At the recent Bloomberg BNA Conference on Revenue Recognition, a Deloitte partner observed that, to the extent that, in awarding compensation, companies use metrics that are keyed to revenue, the new revenue recognition standard could affect compensation or bonus plans because the ways of measuring and the timing of recognition of revenue change. He reminded attendees that, “‘when those plans were put into place, whatever they were, they overlap years. You then have the question of, ‘they set up some sort of benchmark and we’re going to pay someone a bonus based on how they do against this metric’— the problem is that metric was designed based on the old rules and you basically changed how you’re going to keep score.’” (See this article in Bloomberg BNA.)

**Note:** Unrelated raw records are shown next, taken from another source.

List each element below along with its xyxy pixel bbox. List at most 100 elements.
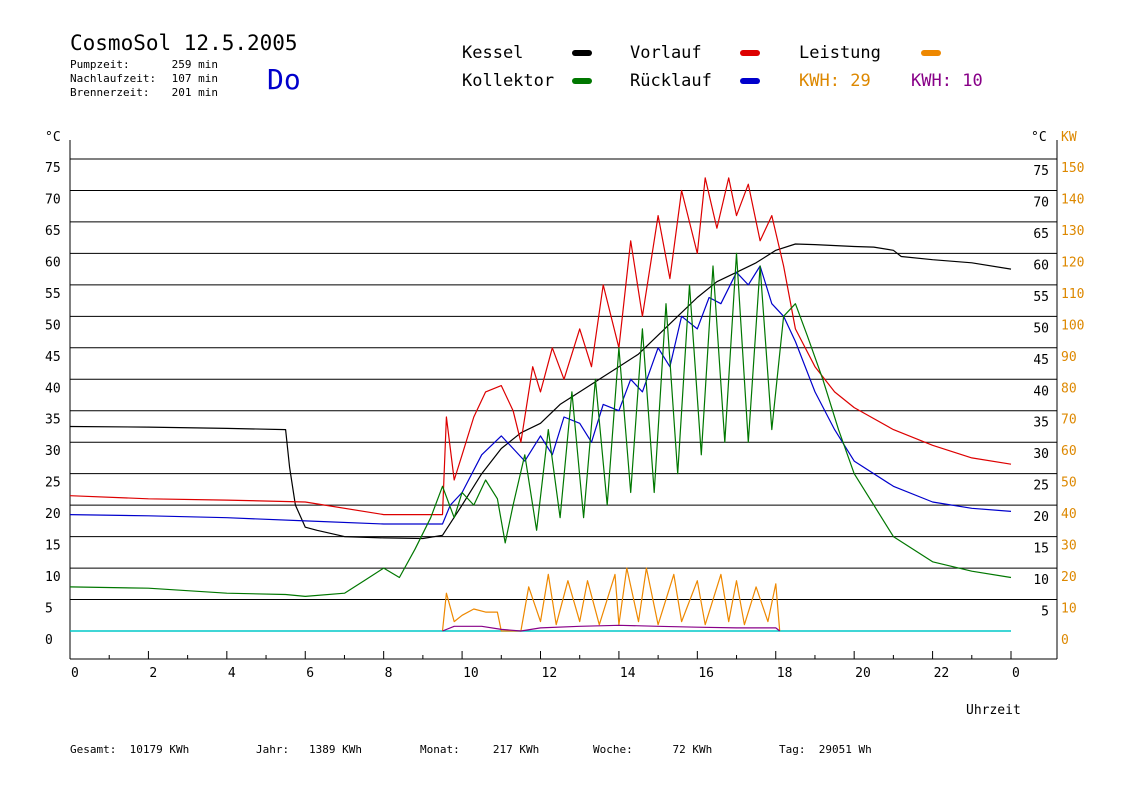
footer-woche: Woche: 72 KWh: [593, 743, 712, 756]
nachlaufzeit-label: Nachlaufzeit:: [70, 72, 157, 85]
legend-kessel-swatch: [572, 50, 592, 56]
x-tick-label: 4: [228, 666, 236, 681]
y2-tick-label: 10: [1061, 602, 1077, 617]
series-line-kessel: [69, 243, 1012, 540]
footer-woche-label: Woche:: [593, 743, 633, 756]
y-tick-label-right: 65: [1033, 227, 1049, 242]
legend-ruecklauf-swatch: [740, 78, 760, 84]
x-tick-label: 0: [71, 666, 79, 681]
legend-kessel-label: Kessel: [462, 43, 524, 63]
legend-kollektor-label: Kollektor: [462, 71, 555, 91]
y-tick-label-left: 15: [45, 539, 61, 554]
y2-tick-label: 0: [1061, 633, 1069, 648]
y-tick-label-left: 40: [45, 381, 61, 396]
y2-tick-label: 110: [1061, 287, 1084, 302]
footer-monat-value: 217 KWh: [492, 743, 540, 756]
y2-tick-label: 50: [1061, 476, 1077, 491]
series-line-leistung: [441, 567, 781, 632]
footer-jahr-value: 1389 KWh: [309, 743, 362, 756]
y-tick-label-left: 60: [45, 255, 61, 270]
brennerzeit-value: 201 min: [171, 86, 218, 99]
y2-tick-label: 40: [1061, 507, 1077, 522]
y-tick-label-right: 5: [1041, 605, 1049, 620]
y-axis-unit-left: °C: [45, 130, 61, 145]
kwh-leistung-label: KWH:: [799, 71, 840, 91]
y-tick-label-right: 35: [1033, 416, 1049, 431]
legend-leistung-label: Leistung: [799, 43, 881, 63]
x-tick-label: 20: [855, 666, 871, 681]
x-tick-label: 8: [385, 666, 393, 681]
y-tick-label-left: 55: [45, 287, 61, 302]
footer-gesamt-value: 10179 KWh: [129, 743, 190, 756]
y2-tick-label: 70: [1061, 413, 1077, 428]
y-tick-label-right: 15: [1033, 542, 1049, 557]
y-tick-label-left: 20: [45, 507, 61, 522]
y-tick-label-right: 75: [1033, 164, 1049, 179]
x-axis-label: Uhrzeit: [966, 703, 1021, 718]
x-tick-label: 18: [777, 666, 793, 681]
y-tick-label-right: 25: [1033, 479, 1049, 494]
x-tick-label: 16: [698, 666, 714, 681]
y-tick-label-right: 55: [1033, 290, 1049, 305]
y-tick-label-left: 5: [45, 602, 53, 617]
kwh-leistung-value: 29: [850, 71, 871, 91]
legend-kollektor-swatch: [572, 78, 592, 84]
x-tick-label: 12: [542, 666, 558, 681]
y2-tick-label: 90: [1061, 350, 1077, 365]
footer-tag-value: 29051 Wh: [818, 743, 872, 756]
y2-tick-label: 60: [1061, 444, 1077, 459]
y-axis-unit-right: °C: [1031, 130, 1047, 145]
x-tick-label: 10: [463, 666, 479, 681]
y-tick-label-left: 35: [45, 413, 61, 428]
y2-tick-label: 80: [1061, 381, 1077, 396]
y-tick-label-right: 60: [1033, 258, 1049, 273]
y2-axis-unit: KW: [1061, 130, 1077, 145]
y2-tick-label: 150: [1061, 161, 1084, 176]
legend-ruecklauf-label: Rücklauf: [630, 71, 712, 91]
x-tick-label: 0: [1012, 666, 1020, 681]
y2-tick-label: 140: [1061, 192, 1084, 207]
y-tick-label-right: 45: [1033, 353, 1049, 368]
legend-vorlauf-swatch: [740, 50, 760, 56]
x-tick-label: 14: [620, 666, 636, 681]
footer-monat: Monat: 217 KWh: [420, 743, 539, 756]
y2-tick-label: 20: [1061, 570, 1077, 585]
brennerzeit-label: Brennerzeit:: [70, 86, 150, 99]
y2-tick-label: 30: [1061, 539, 1077, 554]
y-tick-label-left: 30: [45, 444, 61, 459]
y-tick-label-left: 50: [45, 318, 61, 333]
y-tick-label-left: 0: [45, 633, 53, 648]
legend-vorlauf-label: Vorlauf: [630, 43, 702, 63]
y2-tick-label: 120: [1061, 255, 1084, 270]
x-tick-label: 2: [149, 666, 157, 681]
y2-tick-label: 130: [1061, 224, 1084, 239]
footer-tag-label: Tag:: [779, 743, 806, 756]
pumpzeit-value: 259 min: [171, 58, 218, 71]
footer-woche-value: 72 KWh: [672, 743, 713, 756]
y-tick-label-left: 75: [45, 161, 61, 176]
pumpzeit-label: Pumpzeit:: [70, 58, 130, 71]
series-line-kollektor: [69, 252, 1012, 598]
x-tick-label: 6: [306, 666, 314, 681]
x-tick-label: 22: [934, 666, 950, 681]
weekday-label: Do: [267, 63, 301, 96]
series-line-vorlauf: [69, 177, 1012, 516]
nachlaufzeit-value: 107 min: [171, 72, 218, 85]
footer-monat-label: Monat:: [420, 743, 460, 756]
y-tick-label-left: 10: [45, 570, 61, 585]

How to address that problem? The speaker indicated that two approaches had surfaced so far: “One approach is to keep two sets of books, one under the new standard and another for purposes of the compensation plan or bonus arrangement…..The second approach is to change the comp plan or bonus arrangement. Neither approach is an ‘obvious’ solution and comes with challenges and complications. ‘Can you do that unilaterally—there’s probably some legal implications—can you just say this was the bogey we had set up and we’re going to change that because we changed the way we’re keeping score for revenue we’re going to change the plan—not obvious how you just go ahead and do that….I’ve come across this with a number of companies and it’s presented some real issues in terms of how do we deal with this.’” Delay in dealing with the issue, and in involving others outside of accounting, he suggested, will just make it more complex.

According to this article in Compliance Week, under the new standard, even determining comp incentives that reward real growth will require serious reconsideration. The new standard “reconceives business transactions as a series of performance obligations, with revenue recognized as each obligation within a transaction comes to pass,” with the result that revenue may be more volatile and less predictable. Accordingly, companies will need to reexamine definitions, calculations and targets in incentive plans and other performance-based compensatory agreements in light of the new standard, particularly multi-year metrics and targets.

Another commentator cited in the article cautioned companies to expect a “renewed focus” by proxy advisory firms and institutional investors on disclosures surrounding the determination of performance metrics and targets, particularly “on whether targeted performance levels are sufficiently rigorous.” Targets that are lowered to adjust for the new standard may appear to be simply changes made to make goals “more easily achievable,” requiring that companies provide more transparency and clear disclosure to explain the reasons underlying the decisions made. Companies may need to “develop an easy-to-understand disclosure process to manage investor and proxy adviser concerns and to explain revenue matters that require a more nuanced view of operations.”

Not only will performance goals be affected, one commentator observed, companies that have clawback provisions may also need to reexamine those to determine if they are implicated in any way. For example, companies electing to apply the new standard retrospectively (e.g., 2017 and 2016 revenues in addition to 2018) may want to ensure that clawbacks are not inadvertently triggered as a result. (See this PubCo post.)